For the first time in his life, Hanif felt under-dressed. From the moment he entered Keane Andersen’s well-appointed home, he was acutely aware of his plain, utilitarian work clothes, their threadbare elbows and knees. The trader’s sprawling, lavishly decorated residence was unlike any home he’d ever seen, at least in person. For Hanif sprawling estates and mansions were the things of bootleg movies from the mainland. He never imagined such a place could exist on his home island.

Hanif and Andersen sat at opposite ends of a long ornate table in a dining room that was as large as the average Torroxian house. The two had never been formally introduced, knowing one another only by reputation and a handful of mutual contacts. Andersen wore a black dinner jacket made of some rich, luxurious fabric Hanif had never seen before. At thirty-six, Andersen was ten years younger than Hanif, but with his athletic build, boyish features, and boundless energy, he seemed much younger. The staff from a nearby restaurant served prawn appetizers followed by salt cod and grilled vegetables.

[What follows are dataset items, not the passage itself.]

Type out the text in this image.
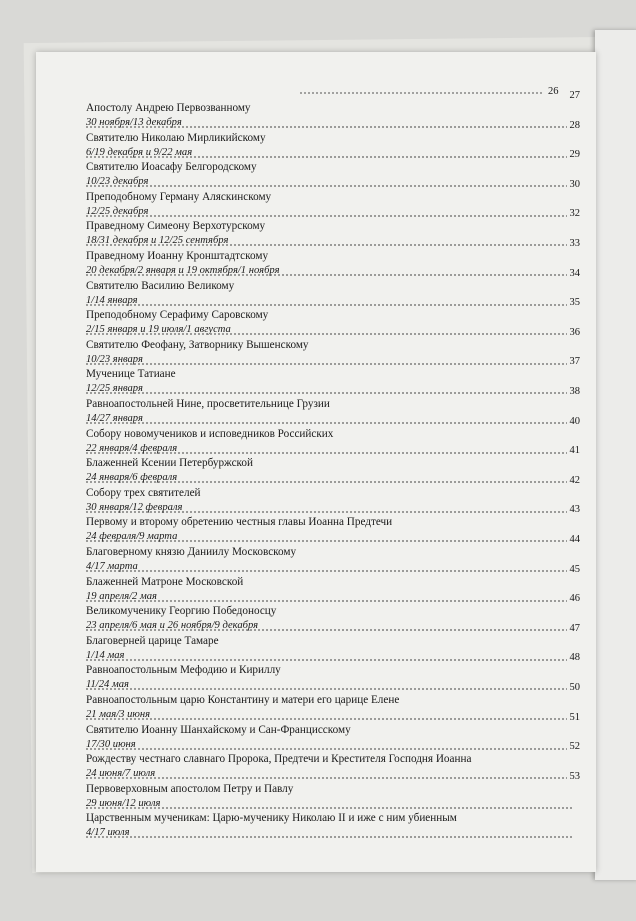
26
Апостолу Андрею Первозванному
30 ноября/13 декабря
27
Святителю Николаю Мирликийскому
6/19 декабря и 9/22 мая
28
Святителю Иоасафу Белгородскому
10/23 декабря
29
Преподобному Герману Аляскинскому
12/25 декабря
30
Праведному Симеону Верхотурскому
18/31 декабря и 12/25 сентября
32
Праведному Иоанну Кронштадтскому
20 декабря/2 января и 19 октября/1 ноября
33
Святителю Василию Великому
1/14 января
34
Преподобному Серафиму Саровскому
2/15 января и 19 июля/1 августа
35
Святителю Феофану, Затворнику Вышенскому
10/23 января
36
Мученице Татиане
12/25 января
37
Равноапостольней Нине, просветительнице Грузии
14/27 января
38
Собору новомучеников и исповедников Российских
22 января/4 февраля
40
Блаженней Ксении Петербуржской
24 января/6 февраля
41
Собору трех святителей
30 января/12 февраля
42
Первому и второму обретению честныя главы Иоанна Предтечи
24 февраля/9 марта
43
Благоверному князю Даниилу Московскому
4/17 марта
44
Блаженней Матроне Московской
19 апреля/2 мая
45
Великомученику Георгию Победоносцу
23 апреля/6 мая и 26 ноября/9 декабря
46
Благоверней царице Тамаре
1/14 мая
47
Равноапостольным Мефодию и Кириллу
11/24 мая
48
Равноапостольным царю Константину и матери его царице Елене
21 мая/3 июня
50
Святителю Иоанну Шанхайскому и Сан-Францисскому
17/30 июня
51
Рождеству честнаго славнаго Пророка, Предтечи и Крестителя Господня Иоанна
24 июня/7 июля
52
Первоверховным апостолом Петру и Павлу
29 июня/12 июля
53
Царственным мученикам: Царю-мученику Николаю II и иже с ним убиенным
4/17 июля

“Your home is lovely,” Hanif said as a staffer removed his dinner plate. “And the meal was delicious.”

“Thank you, Director.” Andersen lifted his glass of wine. “Trade liberalization has been good to me.” He took a drink and placed the glass on the table. “Can I ask where you stand on trade policy? Should Torrox continue to open commercial ties with the mainland or are we betraying the Founders?”